In the post, Idris, talks about going to extreme lengths to hide his job from his daughters. He would tell his daughters he was a labourer when he was actually a street cleaner, who used to bathe in public toilets before going home just to hide from his daughters the work he was doing..
"I wanted my daughters to send to school, to educate them. I wanted them to stand with dignity in front of people. I never wanted anyone look down at them like everyone looked down at me. People always humiliated me.
"I invested every penny of my earning for my daughters' education. I never bought a new shirt, used the money instead for buying books for them. Respect, which is all I wanted them to earn for me. I was a cleaner. ," Idris says.
However, one day he let his daughters in on the secret.

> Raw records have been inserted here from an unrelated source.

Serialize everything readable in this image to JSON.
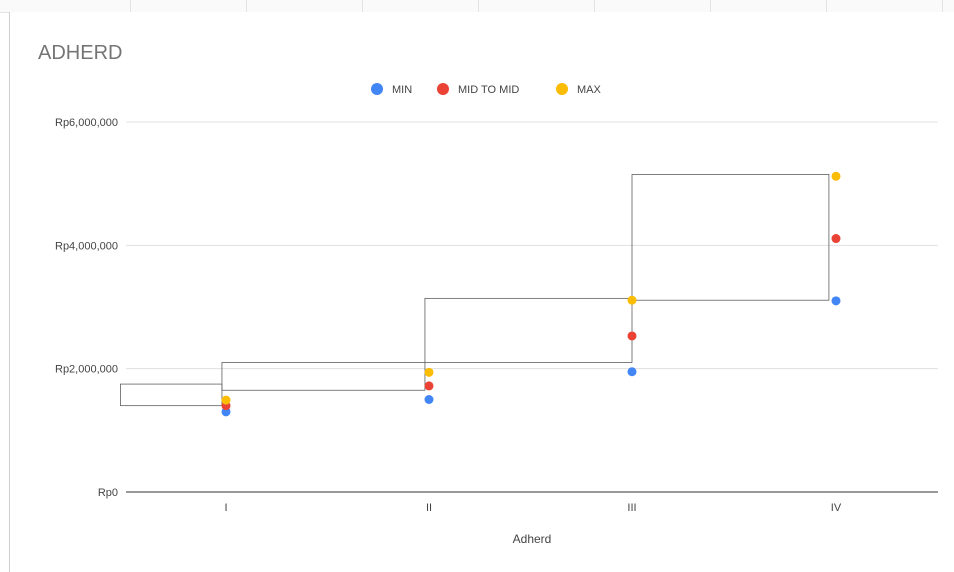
{
  "chart_data": {
    "type": "scatter",
    "title": "ADHERD",
    "xlabel": "Adherd",
    "ylabel": "",
    "categories": [
      "I",
      "II",
      "III",
      "IV"
    ],
    "ylim": [
      0,
      6000000
    ],
    "y_ticks": [
      {
        "value": 0,
        "label": "Rp0"
      },
      {
        "value": 2000000,
        "label": "Rp2,000,000"
      },
      {
        "value": 4000000,
        "label": "Rp4,000,000"
      },
      {
        "value": 6000000,
        "label": "Rp6,000,000"
      }
    ],
    "legend_position": "top",
    "grid": true,
    "series": [
      {
        "name": "MIN",
        "color": "#4285f4",
        "values": [
          1300000,
          1500000,
          1950000,
          3100000
        ]
      },
      {
        "name": "MID TO MID",
        "color": "#ea4335",
        "values": [
          1400000,
          1720000,
          2530000,
          4110000
        ]
      },
      {
        "name": "MAX",
        "color": "#fbbc04",
        "values": [
          1490000,
          1940000,
          3110000,
          5120000
        ]
      }
    ],
    "boxes": [
      {
        "label": "",
        "x0": -0.52,
        "x1": -0.02,
        "y0": 1400000,
        "y1": 1750000
      },
      {
        "label": "",
        "x0": -0.02,
        "x1": 0.98,
        "y0": 1650000,
        "y1": 2100000
      },
      {
        "label": "",
        "x0": 0.98,
        "x1": 2.0,
        "y0": 2100000,
        "y1": 3140000
      },
      {
        "label": "",
        "x0": 2.0,
        "x1": 2.97,
        "y0": 3110000,
        "y1": 5150000
      }
    ]
  }
}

He recalls, it was the last day for him to submit the admission fee for his daughter's college but he didn't have enough money. Worried about what he would tell his daughter when she asked about the fee, he couldn't work that day.

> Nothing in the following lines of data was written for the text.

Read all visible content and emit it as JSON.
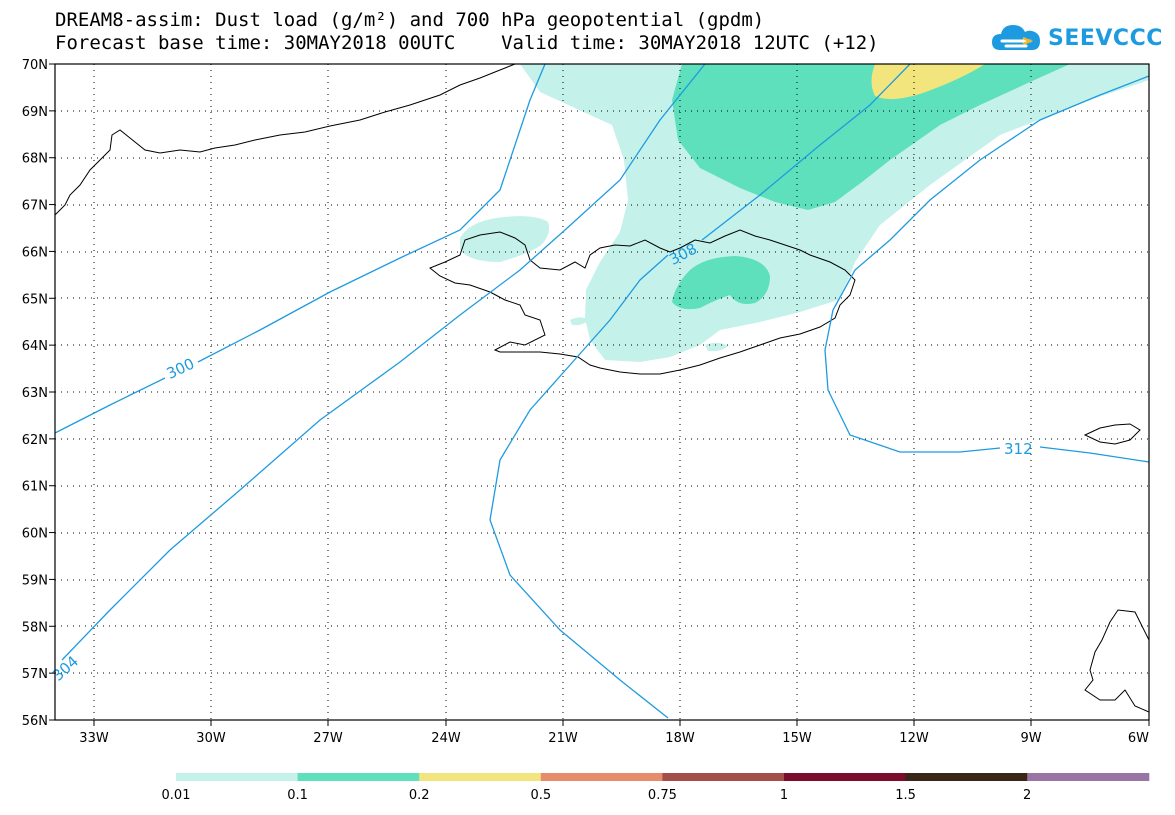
{
  "header": {
    "title_line1": "DREAM8-assim: Dust load (g/m²) and 700 hPa geopotential (gpdm)",
    "title_line2": "Forecast base time: 30MAY2018 00UTC    Valid time: 30MAY2018 12UTC (+12)",
    "logo_text": "SEEVCCC"
  },
  "map": {
    "lon_labels": [
      "33W",
      "30W",
      "27W",
      "24W",
      "21W",
      "18W",
      "15W",
      "12W",
      "9W",
      "6W"
    ],
    "lat_labels": [
      "70N",
      "69N",
      "68N",
      "67N",
      "66N",
      "65N",
      "64N",
      "63N",
      "62N",
      "61N",
      "60N",
      "59N",
      "58N",
      "57N",
      "56N"
    ],
    "contour_labels": [
      "300",
      "304",
      "308",
      "312"
    ],
    "contour_color": "#1e9be0"
  },
  "colorbar": {
    "labels": [
      "0.01",
      "0.1",
      "0.2",
      "0.5",
      "0.75",
      "1",
      "1.5",
      "2"
    ],
    "colors": [
      "#c4f1ea",
      "#5de0bb",
      "#f3e57d",
      "#e68c6a",
      "#a54d48",
      "#7b0d2c",
      "#3a2616",
      "#9a74a4"
    ]
  }
}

"I was sitting beside the rubbish, was trying hard to hide my tears. I was unable to work that day. All my coworkers were looking at me but no one came to speak.
"I was failed, heartbroken and I had no idea how to face my daughter who would ask me about the admission fees once I back to home. I am born poor. Nothing good can happen with a poor person that was my belief", Idris says.
Then came an unexpected help for him from his fellow cleaners who handed him their day's wages.
"When I refused, they confronted by saying, we will starve today if needed but our daughter has to go to college", he recalls.
"That day I did not take shower. That day I went home like a cleaner," he adds.
Idris's daughter is to finish university very soon. She has a part time job and three of them do tuition so that he doesn't need to work anymore.
His daughter, however, hasn't forgotten those who helped them when they were struggling. He recalls how she often takes him to his work place and offers food to his coworkers.
"They laugh and ask her why she feeds them so often. My daughter tells them, 'All of you starved for me that day so I can become what I am today, pray for me that I can feed you all every day,'" he says.
Idris ends his story on a moving note.
"Nowadays I do not feel I am a poor man. Whoever has such children, how can he be poor," Idris says.